Muslim woman wearing hijab not allowed to appear for NET in Goa

A 24-year-old woman has accused officials conducting the National Eligibility Test of not allowing her to appear for the examination after she refused to take off her headscarf

Photo courtesy: social media
Photo courtesy: social media

NH Web Desk

A 24-year-old Muslim woman on Thursday, December 19, accused officials conducting the National Eligibility Test (NET) in Goa of not allowing her to appear for the examination after she refused to take off her 'hijab' (head scarf).

Officials, however, maintained that hijab and other accessories are not allowed to prevent cheating and also from the security point of view.

Safina Khan Soudagar alleged that when she arrived at the examination centre in Panaji, Goa on Tuesday, December 18, the supervisor there asked her to remove her hijab. But when she refused to do so, he did not allow her to sit for the test, Soudagar told mediapersons here.

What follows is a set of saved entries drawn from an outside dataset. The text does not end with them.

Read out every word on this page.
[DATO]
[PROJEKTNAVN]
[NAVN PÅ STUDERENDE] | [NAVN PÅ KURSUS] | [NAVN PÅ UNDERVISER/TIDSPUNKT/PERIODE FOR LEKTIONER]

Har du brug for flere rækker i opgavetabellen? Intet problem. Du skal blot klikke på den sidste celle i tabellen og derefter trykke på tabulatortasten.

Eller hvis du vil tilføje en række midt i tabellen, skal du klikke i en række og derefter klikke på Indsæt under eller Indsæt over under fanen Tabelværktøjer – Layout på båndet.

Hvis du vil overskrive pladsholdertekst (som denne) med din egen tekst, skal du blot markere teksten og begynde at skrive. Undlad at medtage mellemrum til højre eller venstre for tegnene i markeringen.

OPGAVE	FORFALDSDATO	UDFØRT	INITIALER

NET is conducted by the University Grants Commission (UGC) to determine eligibility for college and university level lectureship and for the award of junior research fellowship.

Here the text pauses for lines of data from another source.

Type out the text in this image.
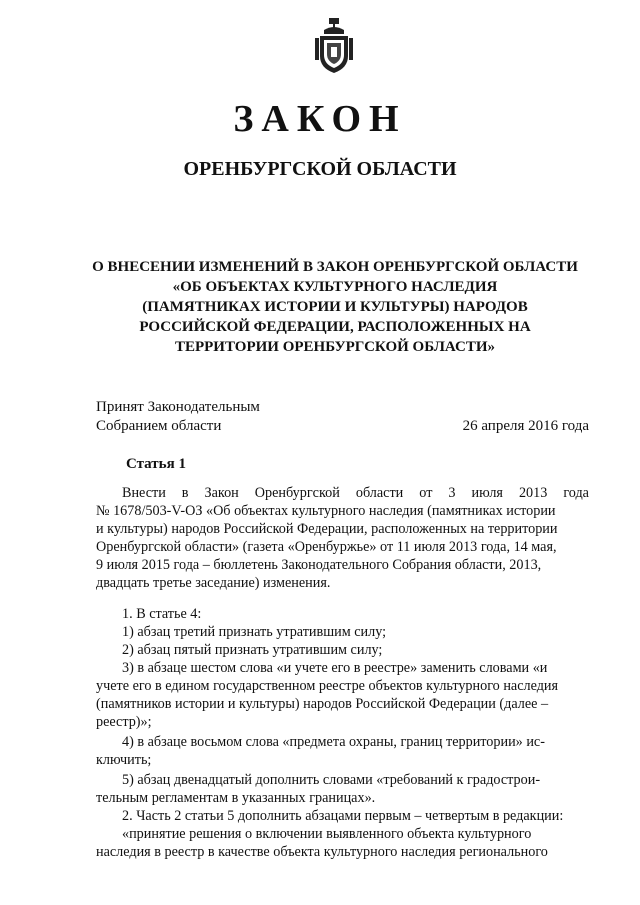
ЗАКОН
ОРЕНБУРГСКОЙ ОБЛАСТИ
О ВНЕСЕНИИ ИЗМЕНЕНИЙ В ЗАКОН ОРЕНБУРГСКОЙ ОБЛАСТИ
«ОБ ОБЪЕКТАХ КУЛЬТУРНОГО НАСЛЕДИЯ
(ПАМЯТНИКАХ ИСТОРИИ И КУЛЬТУРЫ) НАРОДОВ
РОССИЙСКОЙ ФЕДЕРАЦИИ, РАСПОЛОЖЕННЫХ НА
ТЕРРИТОРИИ ОРЕНБУРГСКОЙ ОБЛАСТИ»
Принят Законодательным
Собранием области	26 апреля 2016 года
Статья 1
Внести в Закон Оренбургской области от 3 июля 2013 года
№ 1678/503-V-ОЗ «Об объектах культурного наследия (памятниках истории
и культуры) народов Российской Федерации, расположенных на территории
Оренбургской области» (газета «Оренбуржье» от 11 июля 2013 года, 14 мая,
9 июля 2015 года – бюллетень Законодательного Собрания области, 2013,
двадцать третье заседание) изменения.
1. В статье 4:
1) абзац третий признать утратившим силу;
2) абзац пятый признать утратившим силу;
3) в абзаце шестом слова «и учете его в реестре» заменить словами «и
учете его в едином государственном реестре объектов культурного наследия
(памятников истории и культуры) народов Российской Федерации (далее –
реестр)»;
4) в абзаце восьмом слова «предмета охраны, границ территории» ис-
ключить;
5) абзац двенадцатый дополнить словами «требований к градострои-
тельным регламентам в указанных границах».
2. Часть 2 статьи 5 дополнить абзацами первым – четвертым в редакции:
«принятие решения о включении выявленного объекта культурного
наследия в реестр в качестве объекта культурного наследия регионального
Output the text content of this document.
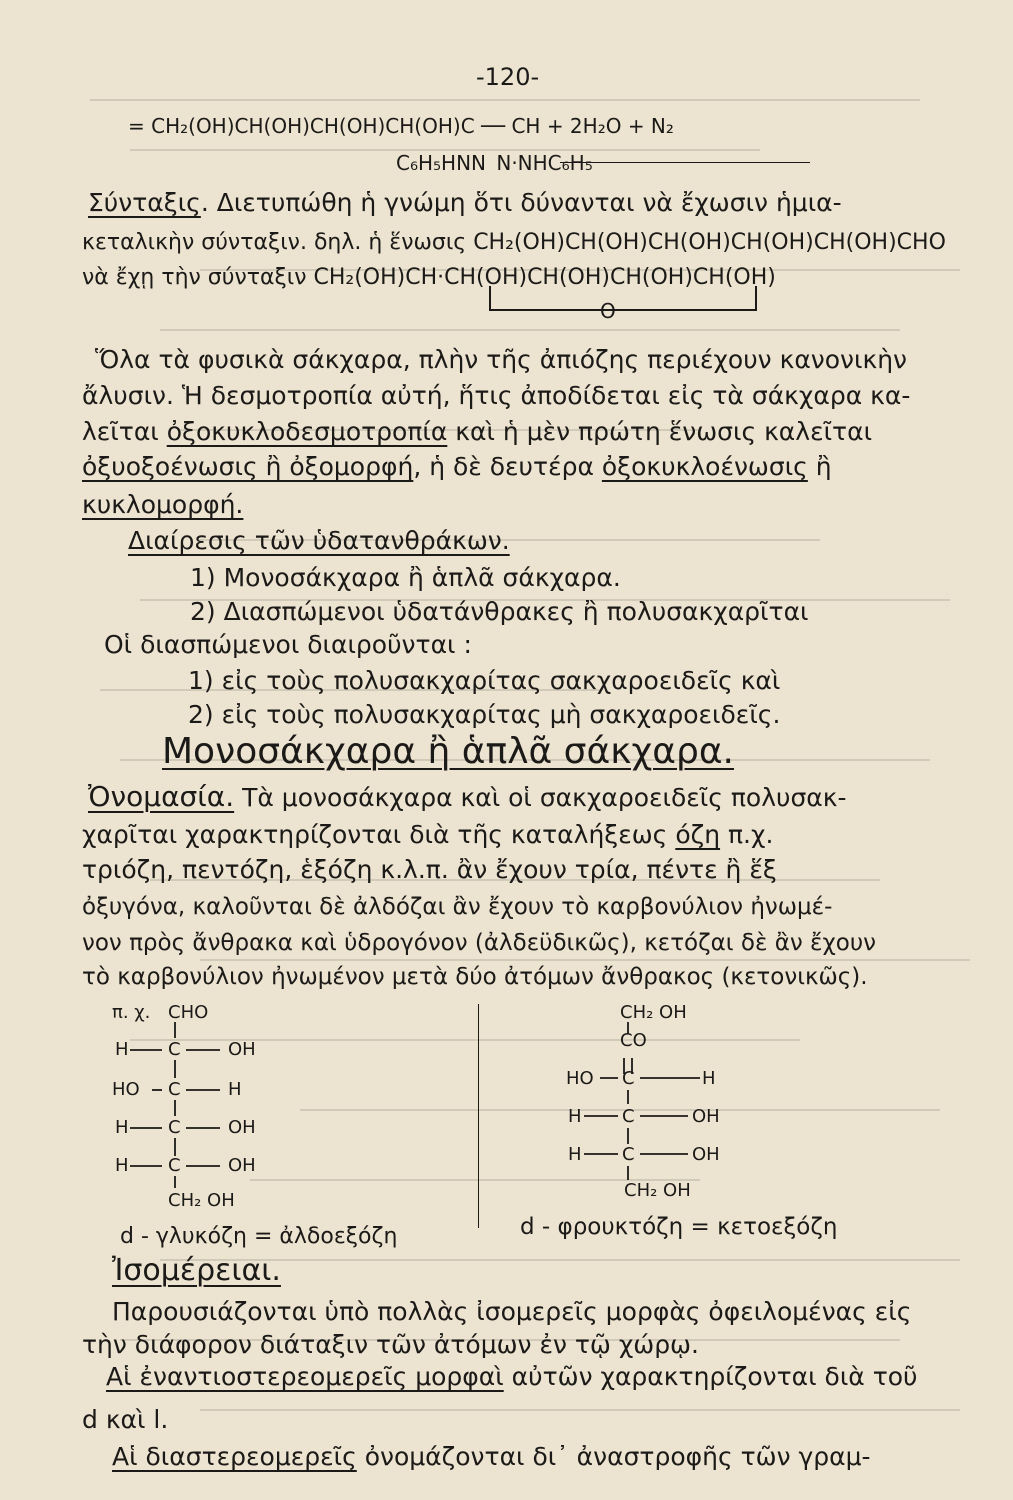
-120-
= CH₂(OH)CH(OH)CH(OH)CH(OH)C ── CH + 2H₂O + N₂
C₆H₅HNN N·NHC₆H₅
Σύνταξις. Διετυπώθη ἡ γνώμη ὅτι δύνανται νὰ ἔχωσιν ἡμια-
κεταλικὴν σύνταξιν. δηλ. ἡ ἕνωσις CH₂(OH)CH(OH)CH(OH)CH(OH)CH(OH)CHO
νὰ ἔχῃ τὴν σύνταξιν CH₂(OH)CH·CH(OH)CH(OH)CH(OH)CH(OH)
O
Ὅλα τὰ φυσικὰ σάκχαρα, πλὴν τῆς ἀπιόζης περιέχουν κανονικὴν
ἄλυσιν. Ἡ δεσμοτροπία αὐτή, ἥτις ἀποδίδεται εἰς τὰ σάκχαρα κα-
λεῖται ὀξοκυκλοδεσμοτροπία καὶ ἡ μὲν πρώτη ἕνωσις καλεῖται
ὀξυοξοένωσις ἢ ὀξομορφή, ἡ δὲ δευτέρα ὀξοκυκλοένωσις ἢ
κυκλομορφή.
Διαίρεσις τῶν ὑδατανθράκων.
1) Μονοσάκχαρα ἢ ἁπλᾶ σάκχαρα.
2) Διασπώμενοι ὑδατάνθρακες ἢ πολυσακχαρῖται
Οἱ διασπώμενοι διαιροῦνται :
1) εἰς τοὺς πολυσακχαρίτας σακχαροειδεῖς καὶ
2) εἰς τοὺς πολυσακχαρίτας μὴ σακχαροειδεῖς.
Μονοσάκχαρα ἢ ἁπλᾶ σάκχαρα.
Ὀνομασία. Τὰ μονοσάκχαρα καὶ οἱ σακχαροειδεῖς πολυσακ-
χαρῖται χαρακτηρίζονται διὰ τῆς καταλήξεως όζη π.χ.
τριόζη, πεντόζη, ἑξόζη κ.λ.π. ἂν ἔχουν τρία, πέντε ἢ ἕξ
ὀξυγόνα, καλοῦνται δὲ ἀλδόζαι ἂν ἔχουν τὸ καρβονύλιον ἠνωμέ-
νον πρὸς ἄνθρακα καὶ ὑδρογόνον (ἀλδεϋδικῶς), κετόζαι δὲ ἂν ἔχουν
τὸ καρβονύλιον ἠνωμένον μετὰ δύο ἀτόμων ἄνθρακος (κετονικῶς).
π. χ. CHO
H C	OH
HO C	H
H C	OH
H C	OH
CH₂ OH
d - γλυκόζη = ἀλδοεξόζη
CH₂ OH
CO
HO C	H
H C	OH
H C	OH
CH₂ OH
d - φρουκτόζη = κετοεξόζη
Ἰσομέρειαι.
Παρουσιάζονται ὑπὸ πολλὰς ἰσομερεῖς μορφὰς ὀφειλομένας εἰς
τὴν διάφορον διάταξιν τῶν ἀτόμων ἐν τῷ χώρῳ.
Αἱ ἐναντιοστερεομερεῖς μορφαὶ αὐτῶν χαρακτηρίζονται διὰ τοῦ
d καὶ l.
Αἱ διαστερεομερεῖς ὀνομάζονται δι᾽ ἀναστροφῆς τῶν γραμ-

Soudagar said she reached the exam centre at 1 pm on Tuesday December 18, and stood in the queue when the process of checking the identity cards (IDs) of candidates began.

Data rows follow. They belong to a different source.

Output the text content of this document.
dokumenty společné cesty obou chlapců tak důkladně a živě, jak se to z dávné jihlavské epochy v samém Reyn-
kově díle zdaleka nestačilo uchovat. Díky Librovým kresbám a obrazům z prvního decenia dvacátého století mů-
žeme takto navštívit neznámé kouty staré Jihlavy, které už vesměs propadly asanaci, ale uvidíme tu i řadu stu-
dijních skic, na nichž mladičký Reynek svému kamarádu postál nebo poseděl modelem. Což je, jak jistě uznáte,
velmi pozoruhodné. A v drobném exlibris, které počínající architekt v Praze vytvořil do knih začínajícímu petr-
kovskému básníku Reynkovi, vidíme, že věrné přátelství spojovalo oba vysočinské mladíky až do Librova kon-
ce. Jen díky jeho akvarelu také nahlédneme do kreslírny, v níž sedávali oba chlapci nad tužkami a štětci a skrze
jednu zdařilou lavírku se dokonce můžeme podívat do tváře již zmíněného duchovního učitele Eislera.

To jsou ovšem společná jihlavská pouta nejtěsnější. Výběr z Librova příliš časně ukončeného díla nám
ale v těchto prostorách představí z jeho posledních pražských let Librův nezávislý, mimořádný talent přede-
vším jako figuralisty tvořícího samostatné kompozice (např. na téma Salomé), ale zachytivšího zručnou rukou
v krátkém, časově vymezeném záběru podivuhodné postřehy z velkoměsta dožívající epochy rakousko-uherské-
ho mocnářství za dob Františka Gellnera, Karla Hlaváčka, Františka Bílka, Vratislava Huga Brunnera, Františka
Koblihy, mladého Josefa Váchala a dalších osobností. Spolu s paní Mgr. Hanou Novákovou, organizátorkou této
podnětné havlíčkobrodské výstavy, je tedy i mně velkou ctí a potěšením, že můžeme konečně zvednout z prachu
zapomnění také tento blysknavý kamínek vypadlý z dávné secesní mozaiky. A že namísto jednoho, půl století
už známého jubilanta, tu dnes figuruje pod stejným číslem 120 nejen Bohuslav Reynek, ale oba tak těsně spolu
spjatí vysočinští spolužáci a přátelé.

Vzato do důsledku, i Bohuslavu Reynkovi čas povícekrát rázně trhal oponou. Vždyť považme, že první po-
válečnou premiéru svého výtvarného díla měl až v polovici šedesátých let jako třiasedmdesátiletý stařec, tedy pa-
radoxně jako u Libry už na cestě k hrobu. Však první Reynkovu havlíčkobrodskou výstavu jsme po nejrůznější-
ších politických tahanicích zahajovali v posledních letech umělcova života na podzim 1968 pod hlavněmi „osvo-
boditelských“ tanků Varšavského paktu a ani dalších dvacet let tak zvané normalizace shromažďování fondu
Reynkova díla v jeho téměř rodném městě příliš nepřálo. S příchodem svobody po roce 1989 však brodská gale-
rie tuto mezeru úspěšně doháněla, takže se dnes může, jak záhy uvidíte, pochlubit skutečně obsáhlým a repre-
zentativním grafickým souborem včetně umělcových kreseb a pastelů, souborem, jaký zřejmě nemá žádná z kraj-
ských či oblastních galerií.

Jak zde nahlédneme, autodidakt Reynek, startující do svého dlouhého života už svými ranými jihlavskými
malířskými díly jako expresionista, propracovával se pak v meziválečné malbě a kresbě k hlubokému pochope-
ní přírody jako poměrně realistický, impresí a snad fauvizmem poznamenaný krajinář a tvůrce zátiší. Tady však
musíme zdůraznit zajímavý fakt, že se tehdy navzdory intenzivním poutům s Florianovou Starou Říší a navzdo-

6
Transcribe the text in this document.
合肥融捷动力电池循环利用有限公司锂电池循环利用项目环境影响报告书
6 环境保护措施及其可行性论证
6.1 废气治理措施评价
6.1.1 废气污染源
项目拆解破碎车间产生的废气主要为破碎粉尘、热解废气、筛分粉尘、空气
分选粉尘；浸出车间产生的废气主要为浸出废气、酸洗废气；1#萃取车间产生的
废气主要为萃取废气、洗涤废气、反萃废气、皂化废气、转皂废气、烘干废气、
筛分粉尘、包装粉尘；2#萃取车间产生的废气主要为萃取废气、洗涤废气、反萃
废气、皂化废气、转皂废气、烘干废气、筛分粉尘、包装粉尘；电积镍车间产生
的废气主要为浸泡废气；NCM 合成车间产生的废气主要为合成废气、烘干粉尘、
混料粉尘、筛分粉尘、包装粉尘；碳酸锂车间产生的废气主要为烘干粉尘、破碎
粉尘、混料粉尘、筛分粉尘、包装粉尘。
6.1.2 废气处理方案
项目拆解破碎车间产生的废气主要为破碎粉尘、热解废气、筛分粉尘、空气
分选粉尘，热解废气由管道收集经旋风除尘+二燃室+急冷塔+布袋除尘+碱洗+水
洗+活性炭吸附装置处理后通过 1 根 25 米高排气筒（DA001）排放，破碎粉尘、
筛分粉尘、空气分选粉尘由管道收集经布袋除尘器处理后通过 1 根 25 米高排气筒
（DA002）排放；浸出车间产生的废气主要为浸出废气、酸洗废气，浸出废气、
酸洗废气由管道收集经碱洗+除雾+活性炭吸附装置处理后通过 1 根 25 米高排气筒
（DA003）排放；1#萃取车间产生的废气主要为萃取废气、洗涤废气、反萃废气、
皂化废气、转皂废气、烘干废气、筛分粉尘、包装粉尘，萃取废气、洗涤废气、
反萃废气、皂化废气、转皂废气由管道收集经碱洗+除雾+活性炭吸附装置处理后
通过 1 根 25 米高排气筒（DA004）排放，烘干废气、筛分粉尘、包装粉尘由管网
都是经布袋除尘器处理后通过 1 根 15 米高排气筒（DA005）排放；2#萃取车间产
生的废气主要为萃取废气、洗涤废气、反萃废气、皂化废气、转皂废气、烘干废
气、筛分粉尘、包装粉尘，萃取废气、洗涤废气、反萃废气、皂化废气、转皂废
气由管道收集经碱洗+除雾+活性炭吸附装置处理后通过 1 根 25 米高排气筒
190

"When I reached the inspecting official, he looked at my documents, he looked at me and asked me to remove my head scarf, saying I will not be allowed inside the examination hall with it," she said.

The woman then told the official that she cannot remove the scarf as it is "against her religious belief".

"He began arguing with me and consulted a senior woman official who was standing next to him," she said.

Soudagar said the male supervisor then asked her to show her ears so as to confirm her identity on the photograph. "I eventually agreed to show my ears and asked the officials to direct me to the washroom so that I could re-adjust my hijab. They refused to direct me towards the washroom. Removing hijab in public is against my Islamic belief because there were lot of men around," she said.

She said the officials then informed her that she would will not be allowed to enter the examination hall with her head scarf. "It was a question whether I wanted to take the exam or not. So I chose to keep my faith above the (academic) loss," she said.

Soudagar said while applying for the exam earlier, she had gone through the rules on the website concerned and it nowhere mentioned the dress codes.

"There was nothing regarding hijab or dress code," she said.

Later on Facebook, she posted: “In a democratic country, a secular society, in a forward state like Goa, I was not allowed to answer an exam that I had all rights to, simply because I valued my modesty, my religious beliefs and identity more than their system.” She also raised voice against discrimination she met in a passport office in the past over choosing to wear a hijab. She maintained that nuns were allowed to keep their headgears on.

When contacted, a senior official of the Directorate of Higher Education in Panaji, which assists the UGC in conducting the exam here, said "not just hijab, even 'mangalsutra' (sacred necklace worn by married Hindu women) or any other accessory is not allowed in the examination centre to prevent cheating and also from the security point of view".

"There are stringent guidelines by the UGC to ensure that the examination is held in a very transparent manner and the officials were only following it," he added.